A Friend for Frankenstein Caitlin Crawford
Every summer for the last three years, I’ve read Mary Wollstonecraft Shelley’s Frankenstein: or The Modern Prometheus. It has by far been my favorite book since I first encountered it, like most, as a summer reading assignment in high school. The legend goes that Shelley composed the storyline out of a dream during a rainy Geneva summer in the early 19th century. She, her husband Percy Bysshe Shelley, and Lord Byron among others were to all write a ghost story, but only she completed the task. Frankenstein’s themes have never felt like a summer to me, and this year, I waited for a riper time to give it a read. Every repetition of a familiar thing can bring some new detail to light, but this time the story evoked brand new feelings when in a menage a trois with traveling and autumn.
Many
conversations tell this story: between one maritime adventurer and his sister,
between Frankenstein and his companions, and between the creature and the
world. They are interweaving webs with many differences but three quests in
common: for purpose, for knowledge, and for companionship. The framing of the
story maintains a freshness. The majority of the narration comes from records,
retellings and letters. The anxiousness of the characters waiting for
correspondence from one another comes from the desire that we all feel to
connect. The dates of the letters have always struck me. Sometimes Frankenstein
will go months without responding to his friends or family, as his obsessions
take him all over Europe. Imagine having to wait that long, and what that
feeling must to do to the person carrying it. We feel this same emotion now,
but often only for days, minutes or just seconds. But this distance, whether
only proverbial or true can be the definition of agony.
The
narrator, Walton, a man of simple upbringing and self education, has a thirst
for knowledge and adventure. He commissions a crew and ship, which ultimately
bumps into Frankenstein floating with what’s left of his sled and dog team on a
piece of ice. Walton narrates through letters with his sister and recording
Frankenstein’s tale. He hopes his voyage “. . .may regulate a thousand
celestial observations, that require only this voyage to render their seeming
eccentricities consistent forever. I shall satiate my ardent curiosity with a
sight of a part of the world never before imprinted by the foot of man,” but
has trepidations, “I greatly need a friend who would have sense enough not to
despise me as romantic and affection enough for me to endeavour to regulate my mind. . . .I shall certainly find no friend here in the wide
ocean.” But the chance finding of Dr. Frankenstein and his undying quest for
the same ends satiates all of Walton’s needs.
In
exchange for the ship to carry him in pursuit of his daemon, the
creature to which he gave life, Frankenstein will tell the tale of that very
creation. He too sought to tread on unbreached ground, that which Shelley states in the preface, “. . .has been supposed by
Dr. Darwin, and some of the physiological writers of Germany, as not of
impossible occurrence.” He labors for months, forsaking his true
companions--his father, his best friend Clerval and
his dear Elizabeth--at the hubris of trying to invent a creature that could
match his self-perception of an ultimate man, a perfect companion. But on
bringing that creature to life, Frankenstein abhors himself and his newly
animated being.
The
creature stows away on a farm and learns all of his language, knowledge and
skills from watching the family that lives there. He observes their daily tasks
with curiosity and their interactions with tenderness. He wants desperately to
be a part of their home. But when he reveals himself, the people that he has
come to love from a distance revile him as much as his creator. This leads him
on a quest to find Frankenstein and have him create a counterpart. When the
good doctor refuses, the creature exacts his revenge by taking the very thing
away from Frankenstein that he denies his daemon, his companions. When Walton,
Frankenstein and his creature all come together, they finally forge a
connection between the desires and understandings of all three. “You, who call
Frankenstein your friend, seem to have a knowledge of my crimes and misfortunes.
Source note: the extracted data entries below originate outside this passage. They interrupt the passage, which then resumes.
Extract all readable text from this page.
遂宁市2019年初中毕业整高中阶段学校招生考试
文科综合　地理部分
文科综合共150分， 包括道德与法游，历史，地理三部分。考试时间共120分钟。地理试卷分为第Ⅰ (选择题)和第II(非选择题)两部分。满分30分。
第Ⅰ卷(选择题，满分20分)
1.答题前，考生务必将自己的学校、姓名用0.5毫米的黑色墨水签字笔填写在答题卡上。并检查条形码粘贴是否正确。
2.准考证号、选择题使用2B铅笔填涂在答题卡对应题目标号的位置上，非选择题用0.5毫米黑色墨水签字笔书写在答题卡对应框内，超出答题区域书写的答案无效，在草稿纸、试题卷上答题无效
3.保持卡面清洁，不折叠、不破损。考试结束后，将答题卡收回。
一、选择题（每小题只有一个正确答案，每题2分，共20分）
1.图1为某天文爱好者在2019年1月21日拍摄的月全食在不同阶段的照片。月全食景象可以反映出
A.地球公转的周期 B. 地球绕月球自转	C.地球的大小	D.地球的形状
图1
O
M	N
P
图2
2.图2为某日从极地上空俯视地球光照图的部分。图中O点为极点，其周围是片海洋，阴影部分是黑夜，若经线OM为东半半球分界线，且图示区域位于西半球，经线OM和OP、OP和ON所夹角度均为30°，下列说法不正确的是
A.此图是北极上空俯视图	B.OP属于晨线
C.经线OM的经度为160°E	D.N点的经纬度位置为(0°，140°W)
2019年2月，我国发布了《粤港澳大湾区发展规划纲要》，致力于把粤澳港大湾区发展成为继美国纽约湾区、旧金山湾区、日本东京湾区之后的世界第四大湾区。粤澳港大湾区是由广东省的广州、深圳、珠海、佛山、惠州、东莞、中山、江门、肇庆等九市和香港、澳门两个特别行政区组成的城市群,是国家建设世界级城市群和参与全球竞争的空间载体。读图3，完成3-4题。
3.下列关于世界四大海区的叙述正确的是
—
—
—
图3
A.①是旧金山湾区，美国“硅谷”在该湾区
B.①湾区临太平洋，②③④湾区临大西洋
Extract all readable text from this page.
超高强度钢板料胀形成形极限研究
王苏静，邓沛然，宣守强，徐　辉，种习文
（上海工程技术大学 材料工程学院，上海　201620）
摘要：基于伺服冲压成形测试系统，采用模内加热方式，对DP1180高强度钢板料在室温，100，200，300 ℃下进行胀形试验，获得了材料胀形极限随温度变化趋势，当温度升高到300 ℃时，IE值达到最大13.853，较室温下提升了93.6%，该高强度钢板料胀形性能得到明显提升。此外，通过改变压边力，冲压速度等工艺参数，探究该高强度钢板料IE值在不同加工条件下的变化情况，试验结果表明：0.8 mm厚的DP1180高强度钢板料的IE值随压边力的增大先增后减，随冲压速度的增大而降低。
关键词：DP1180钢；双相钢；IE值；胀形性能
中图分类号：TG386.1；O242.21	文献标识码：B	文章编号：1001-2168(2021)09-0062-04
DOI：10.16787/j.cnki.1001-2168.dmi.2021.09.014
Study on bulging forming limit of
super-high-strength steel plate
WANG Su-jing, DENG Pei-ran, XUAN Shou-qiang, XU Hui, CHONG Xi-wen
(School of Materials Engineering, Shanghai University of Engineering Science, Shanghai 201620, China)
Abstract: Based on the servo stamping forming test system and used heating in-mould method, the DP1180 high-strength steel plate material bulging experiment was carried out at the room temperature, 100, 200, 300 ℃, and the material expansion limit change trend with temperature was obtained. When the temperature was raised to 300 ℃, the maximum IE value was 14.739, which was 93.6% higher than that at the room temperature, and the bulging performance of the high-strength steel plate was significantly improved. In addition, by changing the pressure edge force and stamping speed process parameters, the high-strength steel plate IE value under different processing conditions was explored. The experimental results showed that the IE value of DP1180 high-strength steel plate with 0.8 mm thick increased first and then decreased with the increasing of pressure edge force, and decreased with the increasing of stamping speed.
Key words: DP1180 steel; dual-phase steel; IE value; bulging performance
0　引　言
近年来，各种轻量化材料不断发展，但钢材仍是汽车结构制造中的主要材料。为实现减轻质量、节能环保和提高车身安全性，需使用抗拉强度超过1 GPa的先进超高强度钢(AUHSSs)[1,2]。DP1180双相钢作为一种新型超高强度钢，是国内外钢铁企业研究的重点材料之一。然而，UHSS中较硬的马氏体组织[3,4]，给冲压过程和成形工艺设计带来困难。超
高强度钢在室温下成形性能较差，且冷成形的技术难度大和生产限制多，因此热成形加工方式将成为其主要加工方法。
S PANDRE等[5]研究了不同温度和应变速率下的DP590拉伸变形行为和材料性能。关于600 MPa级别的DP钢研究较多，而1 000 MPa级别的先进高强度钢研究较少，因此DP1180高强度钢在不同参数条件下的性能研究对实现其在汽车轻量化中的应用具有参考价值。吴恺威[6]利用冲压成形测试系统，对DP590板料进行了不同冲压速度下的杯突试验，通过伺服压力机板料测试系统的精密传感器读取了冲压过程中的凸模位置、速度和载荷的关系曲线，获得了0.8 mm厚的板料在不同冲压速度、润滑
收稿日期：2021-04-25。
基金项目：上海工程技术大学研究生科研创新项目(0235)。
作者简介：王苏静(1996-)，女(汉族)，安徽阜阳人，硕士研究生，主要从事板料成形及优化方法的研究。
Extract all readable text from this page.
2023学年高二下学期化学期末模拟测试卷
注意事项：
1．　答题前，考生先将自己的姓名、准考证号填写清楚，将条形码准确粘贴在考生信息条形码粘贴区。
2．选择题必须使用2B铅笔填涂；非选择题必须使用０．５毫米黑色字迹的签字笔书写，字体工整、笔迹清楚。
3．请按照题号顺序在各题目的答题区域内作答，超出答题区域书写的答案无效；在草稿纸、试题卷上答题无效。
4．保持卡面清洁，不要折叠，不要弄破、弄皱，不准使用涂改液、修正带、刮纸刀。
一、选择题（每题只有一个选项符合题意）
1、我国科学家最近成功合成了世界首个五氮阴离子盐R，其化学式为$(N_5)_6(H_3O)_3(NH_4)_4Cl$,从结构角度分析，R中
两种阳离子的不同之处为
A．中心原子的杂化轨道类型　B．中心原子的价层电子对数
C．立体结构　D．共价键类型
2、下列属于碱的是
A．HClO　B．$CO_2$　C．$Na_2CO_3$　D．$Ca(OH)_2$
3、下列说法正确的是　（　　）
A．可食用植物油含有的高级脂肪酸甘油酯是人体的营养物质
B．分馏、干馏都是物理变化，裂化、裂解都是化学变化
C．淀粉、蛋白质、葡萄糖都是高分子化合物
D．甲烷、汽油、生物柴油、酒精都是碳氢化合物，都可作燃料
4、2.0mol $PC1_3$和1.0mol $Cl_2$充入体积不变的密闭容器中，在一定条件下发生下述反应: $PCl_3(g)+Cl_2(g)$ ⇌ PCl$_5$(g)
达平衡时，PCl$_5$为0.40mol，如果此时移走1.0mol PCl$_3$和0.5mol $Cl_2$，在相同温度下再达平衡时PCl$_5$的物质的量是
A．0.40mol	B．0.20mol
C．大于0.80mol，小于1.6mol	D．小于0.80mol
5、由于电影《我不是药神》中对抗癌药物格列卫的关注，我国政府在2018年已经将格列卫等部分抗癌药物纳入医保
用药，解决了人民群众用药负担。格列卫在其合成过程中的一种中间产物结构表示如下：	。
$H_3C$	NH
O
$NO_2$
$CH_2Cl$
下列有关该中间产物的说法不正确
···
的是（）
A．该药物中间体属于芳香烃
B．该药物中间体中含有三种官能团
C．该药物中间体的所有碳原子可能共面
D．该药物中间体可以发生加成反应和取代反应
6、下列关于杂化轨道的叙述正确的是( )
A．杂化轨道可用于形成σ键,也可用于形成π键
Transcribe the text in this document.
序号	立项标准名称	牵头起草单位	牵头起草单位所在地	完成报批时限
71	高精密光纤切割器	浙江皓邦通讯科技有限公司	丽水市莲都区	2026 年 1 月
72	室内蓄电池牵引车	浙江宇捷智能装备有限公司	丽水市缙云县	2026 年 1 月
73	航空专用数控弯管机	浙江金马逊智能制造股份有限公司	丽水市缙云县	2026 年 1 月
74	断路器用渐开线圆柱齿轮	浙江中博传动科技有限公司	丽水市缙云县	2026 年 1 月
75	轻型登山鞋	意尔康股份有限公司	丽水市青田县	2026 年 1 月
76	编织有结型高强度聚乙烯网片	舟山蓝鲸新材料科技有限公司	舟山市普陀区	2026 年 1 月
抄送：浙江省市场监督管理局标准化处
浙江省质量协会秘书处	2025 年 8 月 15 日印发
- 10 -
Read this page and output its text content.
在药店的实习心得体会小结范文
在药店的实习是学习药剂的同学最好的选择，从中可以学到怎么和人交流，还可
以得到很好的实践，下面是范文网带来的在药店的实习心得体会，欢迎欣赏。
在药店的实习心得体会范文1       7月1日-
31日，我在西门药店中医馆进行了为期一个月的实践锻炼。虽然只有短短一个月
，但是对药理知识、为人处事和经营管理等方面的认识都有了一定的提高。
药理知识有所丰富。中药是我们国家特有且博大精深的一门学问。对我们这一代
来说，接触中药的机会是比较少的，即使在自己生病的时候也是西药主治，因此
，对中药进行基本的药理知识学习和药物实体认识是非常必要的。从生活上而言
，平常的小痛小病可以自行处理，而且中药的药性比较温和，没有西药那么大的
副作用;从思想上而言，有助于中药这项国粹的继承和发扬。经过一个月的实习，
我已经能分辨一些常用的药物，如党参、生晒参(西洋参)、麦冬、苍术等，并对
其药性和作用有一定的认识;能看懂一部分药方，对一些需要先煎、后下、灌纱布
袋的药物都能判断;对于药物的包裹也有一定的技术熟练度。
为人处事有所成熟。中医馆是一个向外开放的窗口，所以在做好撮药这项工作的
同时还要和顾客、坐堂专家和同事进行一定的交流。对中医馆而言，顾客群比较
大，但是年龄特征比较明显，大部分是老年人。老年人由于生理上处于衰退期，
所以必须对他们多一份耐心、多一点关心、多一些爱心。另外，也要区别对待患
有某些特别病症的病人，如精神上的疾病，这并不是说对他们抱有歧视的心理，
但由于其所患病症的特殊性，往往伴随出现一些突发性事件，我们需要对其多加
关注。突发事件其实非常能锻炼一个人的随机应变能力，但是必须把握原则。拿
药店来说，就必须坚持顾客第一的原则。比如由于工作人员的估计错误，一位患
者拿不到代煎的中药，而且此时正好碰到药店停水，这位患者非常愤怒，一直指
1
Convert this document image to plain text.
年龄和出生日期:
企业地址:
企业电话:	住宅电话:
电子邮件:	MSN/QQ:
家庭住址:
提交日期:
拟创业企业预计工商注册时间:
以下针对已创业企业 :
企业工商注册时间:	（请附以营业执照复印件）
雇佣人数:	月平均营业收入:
But in the detail which he gave you of them he could not sum up the hours and
months of misery which I endured, wasting in impotent passions.”
Frankenstein taps into a longing that every man and creature
feels--a longing for companionship, understanding and acceptance. Shelley takes
us on a lonely journey full of desperate pursuit of that which we lack. A sense
of travel, a sense of purpose, and a sense of belonging. The former two often
encumbering the latter. Shelley touches a nerve that we all have, the one that
starts at the back of the neck and goes straight to loins. The same nerve that
tells our whole bodies that they’re excited, they’re afraid, or that they’ve
made a grave mistake. Sometimes it’s our lot in life to be alone, but more
often, it’s our choices and actions that leave us in despair.
Caitlin Crawford sleeps late when she needs to, takes a daily walk in the park
and gets to play with dogs for a living. Life has never been better.